E14TG2a Oct4-IRES-Puro mouse ESCs58 were cultured in a custom-made (C.C.Pro GmbH) N2B27 medium consisting of a 1:1 mix of DMEM/F12 and neurobasal medium but lacking arginine and lysine. Before use, the medium was supplemented with 1,000 U ml−1 leukemia inhibitory factor (Merck Millipore), 1 µM PD0325901, 3 µM CT-99021 (custom-made by ABCR GmbH), 100 µM 2-mercaptoethanol, 150 µM sodium pyruvate, 0.5× B27 supplement (Thermo Fisher Scientific), 0.5× N2 supplement (made in house or from Thermo Fisher Scientific) and, where relevant, with l-lysine and l-arginine. Where indicated, cells were treated with A-485 (10 µM). K562 and RPE-1 cells were cultured in DMEM supplemented with 10% FCS and 1% penicillin-streptomycin. All cells were cultured in 5% CO2 at 37 °C.

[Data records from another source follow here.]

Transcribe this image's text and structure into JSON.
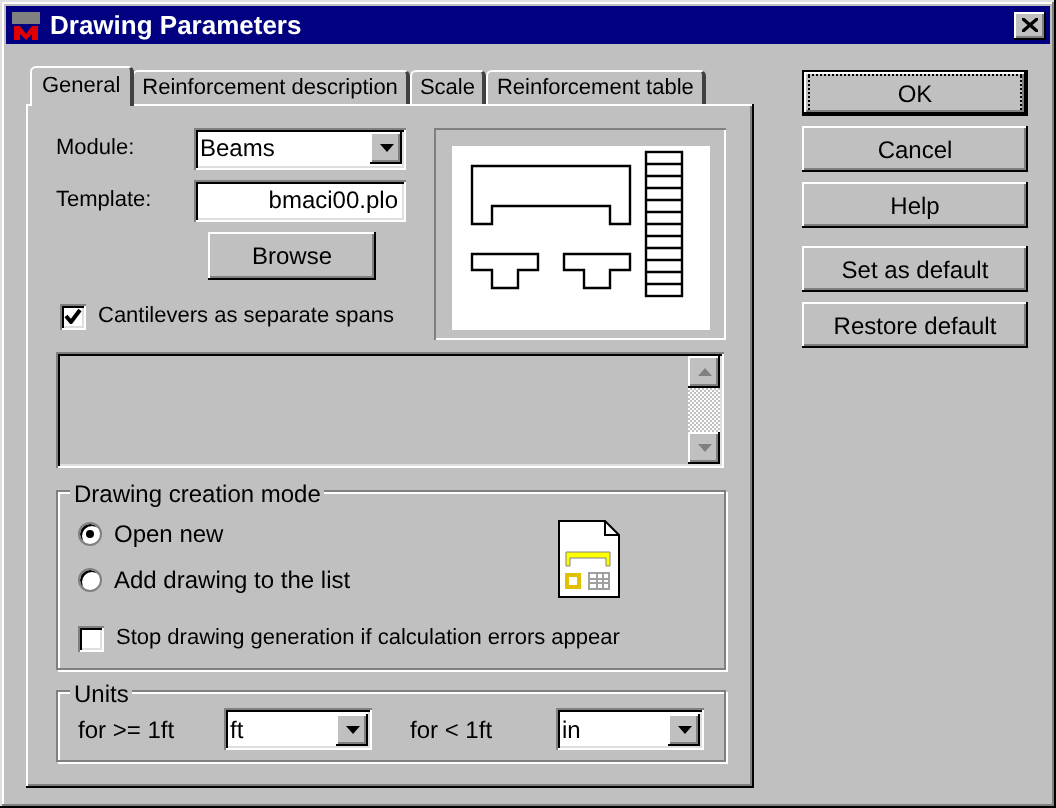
{
  "window": {
    "title": "Drawing Parameters"
  },
  "tabs": [
    {
      "label": "General",
      "selected": true
    },
    {
      "label": "Reinforcement description",
      "selected": false
    },
    {
      "label": "Scale",
      "selected": false
    },
    {
      "label": "Reinforcement table",
      "selected": false
    }
  ],
  "module": {
    "label": "Module:",
    "value": "Beams"
  },
  "template": {
    "label": "Template:",
    "value": "bmaci00.plo"
  },
  "browse_button": "Browse",
  "cantilevers": {
    "label": "Cantilevers as separate spans",
    "checked": true
  },
  "drawing_creation_mode": {
    "title": "Drawing creation mode",
    "options": [
      {
        "label": "Open new",
        "selected": true
      },
      {
        "label": "Add drawing to the list",
        "selected": false
      }
    ],
    "stop_on_errors": {
      "label": "Stop drawing generation if calculation errors appear",
      "checked": false
    }
  },
  "units": {
    "title": "Units",
    "fields": [
      {
        "label": "for >= 1ft",
        "value": "ft"
      },
      {
        "label": "for < 1ft",
        "value": "in"
      }
    ]
  },
  "buttons": [
    {
      "label": "OK",
      "focused": true
    },
    {
      "label": "Cancel",
      "focused": false
    },
    {
      "label": "Help",
      "focused": false
    },
    {
      "label": "Set as default",
      "focused": false
    },
    {
      "label": "Restore default",
      "focused": false
    }
  ]
}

EU RNA-seq differential gene expression analysis

Previously published (GSE146328)21 EU RNA-seq data of ESCs treated with DMSO or A-485 (10 µM, 30, 60 and 120 min) were reprocessed. Trimming of adapters and low-quality sequences (Phred quality score < 20) was performed using Cutadapt v.4.2 ( Read sequences were aligned to mm10 (mouse) using the Burrows–Wheeler Aligner (BWA) with default parameters (BWA v.0.7.10)59. Multi-mapped reads and reads with more than three mismatches were removed using SAMtools (v.1.4)60. Reads mapped to the ribosomal and transfer RNA region obtained from the UCSC genome browser were removed using BEDTools (v.2.23)61. For 30, 60 and 120 min time point data, based on the polymerase II elongation rates, maximum 30, 90 and 240 kb gene body regions from the TSS were used for differential gene expression analysis. The number of reads mapped to the defined regions was counted using HTSeq (v.0.11.1)62. log2 fold change and P values were calculated at individual time points using DEseq2 (v.1.32.0)63 with the default scaling method (median of relative abundance). Expressed genes were determined as described in the reference genome annotation section; low-expressed genes were filtered further if the mean EU RNA-seq read count of control and A-485 treatment condition was less than 20.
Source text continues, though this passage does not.